Why has no one been commenting on this blog in the past few days? Have my entries become so banal? Or is it the smarmy new profile photo that turns you away? I feel so rejected! Sniff!

Maybe this’ll bring y’all back. My cousin Ajay sends us this blog that we sort of enjoy, mostly because the writer talks about poop a lot.

No? Then how about news that Bill Maher is at it again. Maher, of course, lost his TV show after he dared suggest that terrorists are not cowardly. (They’re not, by the way.) And now the blowhards are on him again because he had the nerve to say (about army recruitment), “We’ve done picked all the low-lying Lynndie England fruit, and now we need warm bodies.” Ay ay ay.

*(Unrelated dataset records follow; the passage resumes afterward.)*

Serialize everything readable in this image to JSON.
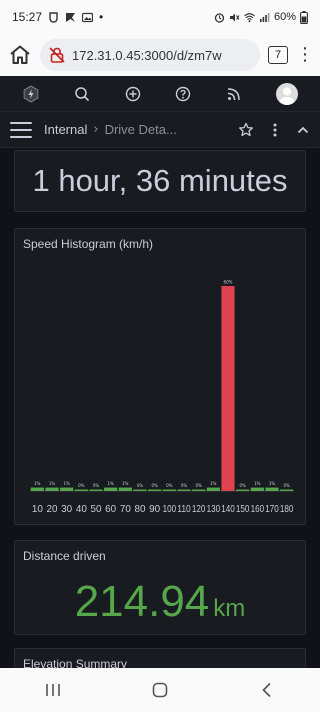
{
  "status_bar": {
    "time": "15:27",
    "battery": "60%",
    "dot": "•"
  },
  "browser": {
    "url": "172.31.0.45:3000/d/zm7w",
    "tab_count": "7",
    "more_icon": "⋮"
  },
  "breadcrumb": {
    "folder": "Internal",
    "separator": "›",
    "dashboard": "Drive Deta..."
  },
  "panels": {
    "duration": {
      "value": "1 hour, 36 minutes"
    },
    "speed_histogram": {
      "title": "Speed Histogram (km/h)"
    },
    "distance": {
      "title": "Distance driven",
      "value": "214.94",
      "unit": "km"
    },
    "elevation": {
      "title": "Elevation Summary"
    }
  },
  "chart_data": {
    "type": "bar",
    "title": "Speed Histogram (km/h)",
    "categories": [
      "10",
      "20",
      "30",
      "40",
      "50",
      "60",
      "70",
      "80",
      "90",
      "100",
      "110",
      "120",
      "130",
      "140",
      "150",
      "160",
      "170",
      "180"
    ],
    "values": [
      1,
      1,
      1,
      0,
      0,
      1,
      1,
      0,
      0,
      0,
      0,
      0,
      1,
      60,
      0,
      1,
      1,
      0
    ],
    "data_labels": [
      "1%",
      "1%",
      "1%",
      "0%",
      "0%",
      "1%",
      "1%",
      "0%",
      "0%",
      "0%",
      "0%",
      "0%",
      "1%",
      "60%",
      "0%",
      "1%",
      "1%",
      "0%"
    ],
    "ylim": [
      0,
      60
    ],
    "grid": false,
    "colors": {
      "normal": "#56a64b",
      "peak": "#e0414f",
      "label": "#ccccdc"
    }
  },
  "colors": {
    "background": "#111217",
    "panel": "#181b1f",
    "green": "#56a64b",
    "red": "#e0414f"
  }
}
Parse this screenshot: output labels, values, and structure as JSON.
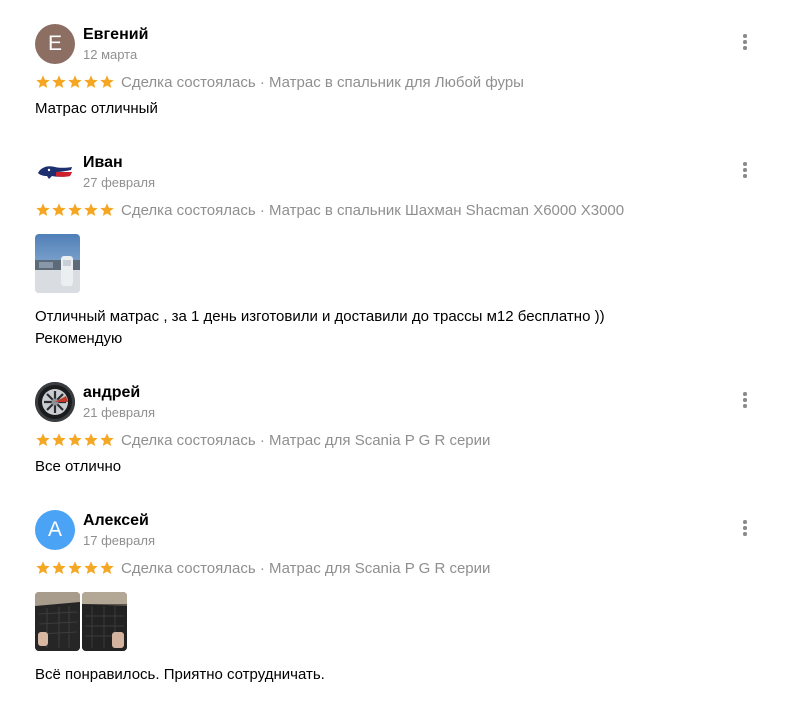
{
  "colors": {
    "star": "#f5a623",
    "secondary_text": "#8f8f8f",
    "menu_dots": "#8a8a8a"
  },
  "reviews": [
    {
      "name": "Евгений",
      "date": "12 марта",
      "avatar_letter": "Е",
      "avatar_color": "#8c6e63",
      "rating": 5,
      "deal": "Сделка состоялась · Матрас в спальник для Любой фуры",
      "text_lines": [
        "Матрас отличный"
      ]
    },
    {
      "name": "Иван",
      "date": "27 февраля",
      "avatar_icon": "lacoste-crocodile-logo",
      "rating": 5,
      "deal": "Сделка состоялась · Матрас в спальник Шахман Shacman X6000 X3000",
      "photos": [
        "winter-truck-photo"
      ],
      "text_lines": [
        "Отличный матрас , за 1 день изготовили и доставили до трассы м12 бесплатно ))",
        "Рекомендую"
      ]
    },
    {
      "name": "андрей",
      "date": "21 февраля",
      "avatar_icon": "car-wheel-rim-photo",
      "rating": 5,
      "deal": "Сделка состоялась · Матрас для Scania P G R серии",
      "text_lines": [
        "Все отлично"
      ]
    },
    {
      "name": "Алексей",
      "date": "17 февраля",
      "avatar_letter": "А",
      "avatar_color": "#4aa3f5",
      "rating": 5,
      "deal": "Сделка состоялась · Матрас для Scania P G R серии",
      "photos": [
        "mattress-photo-1",
        "mattress-photo-2"
      ],
      "text_lines": [
        "Всё понравилось. Приятно сотрудничать."
      ]
    }
  ]
}
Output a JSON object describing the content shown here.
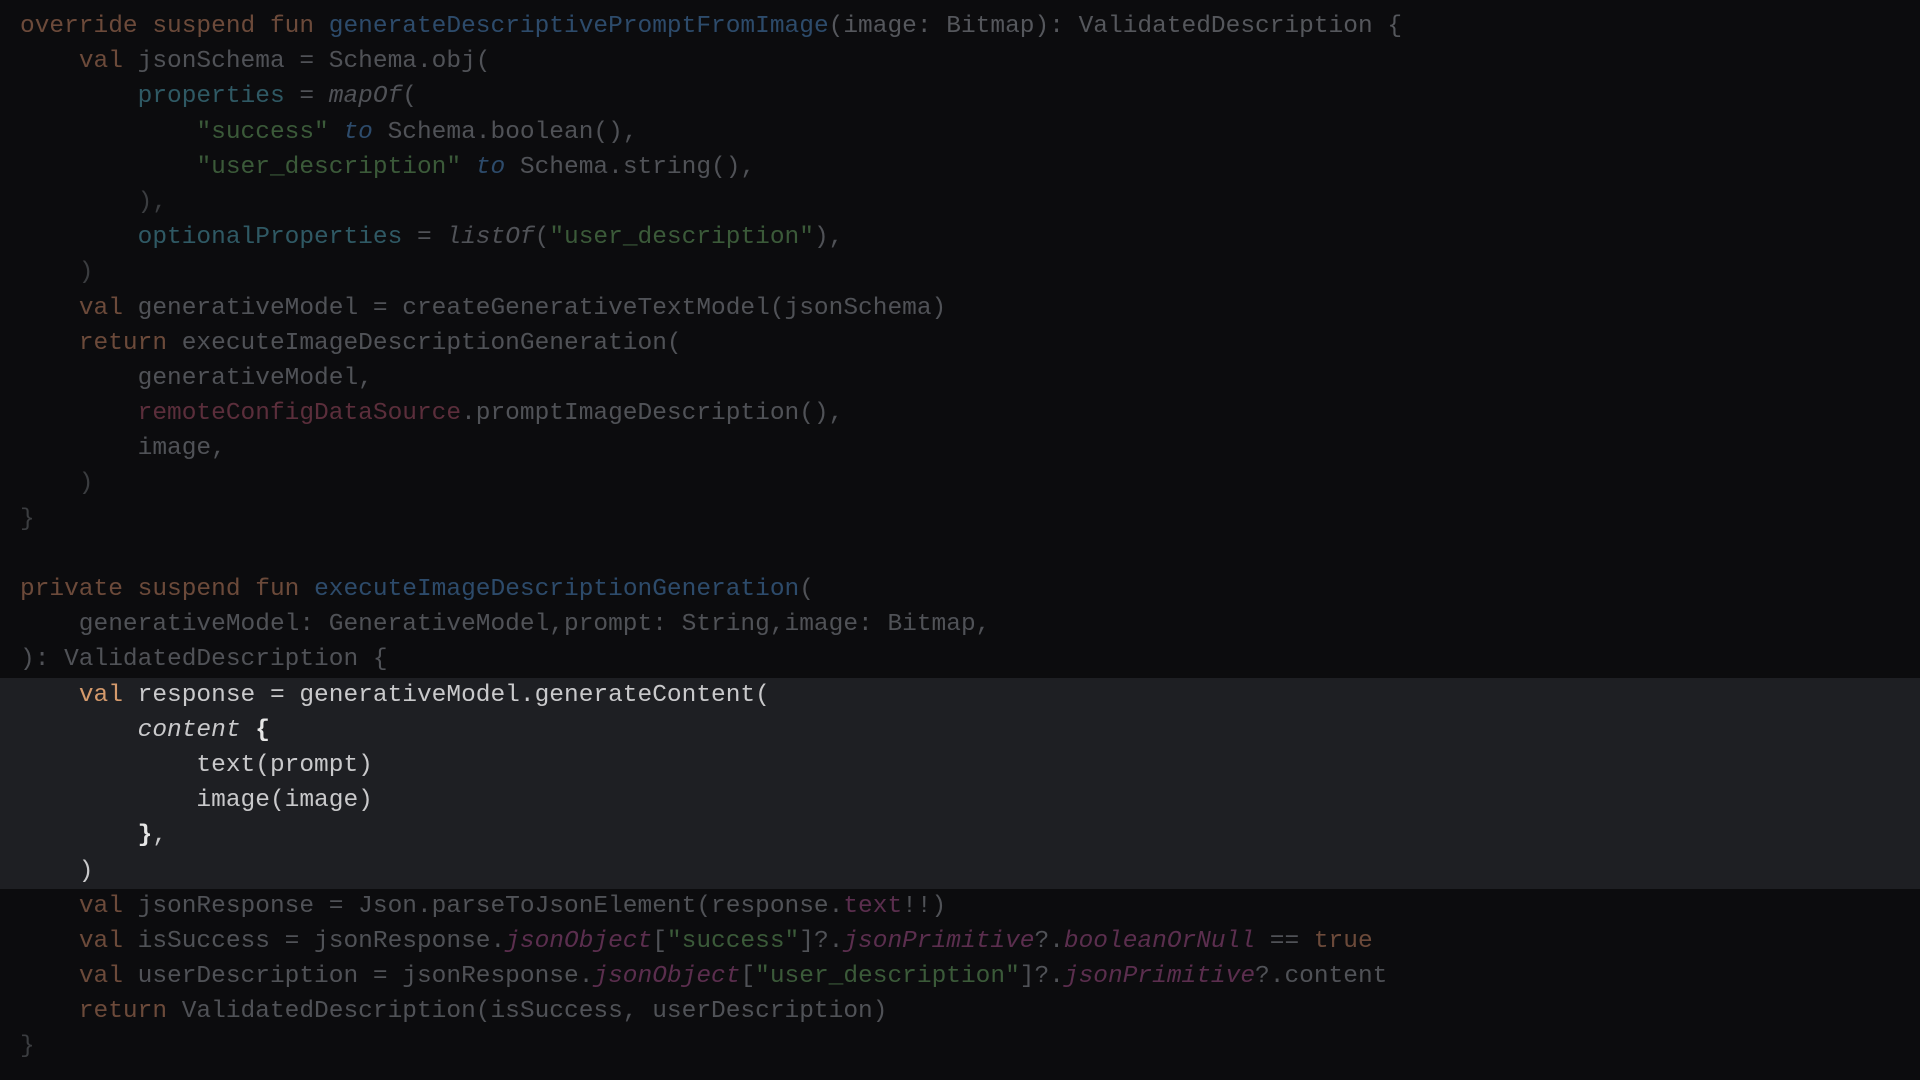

For those of you eager to remain current in today’s fast changing world of coolness and language, I give you the online ebonics tutorial. Word!

Meanwhile it seems the next Survivor will be filmed among the Mayan ruins of Tikal in Guatemala. Long time Deonandites will note that I and my family have spent much time among those ruins (photos here and here). It ain’t that remote or stressful. The hardest thing will eb warding off the jaguars and lugging water. Pisses me off, though, that a TV show will be shot at a World Heritage Site for non-educational purposes. Still, you know I’ll be watching.

Check this out. It’s a computer reconstruction of what King Tut probably looked like! Looks like somebody’s prison bitch.

Darth Vadum sends us this film about how George Bush gets his speeches.

And finally someone (mind you, it’s Ralph Nader) puts forward a structure for impeaching the imbecile George Bush!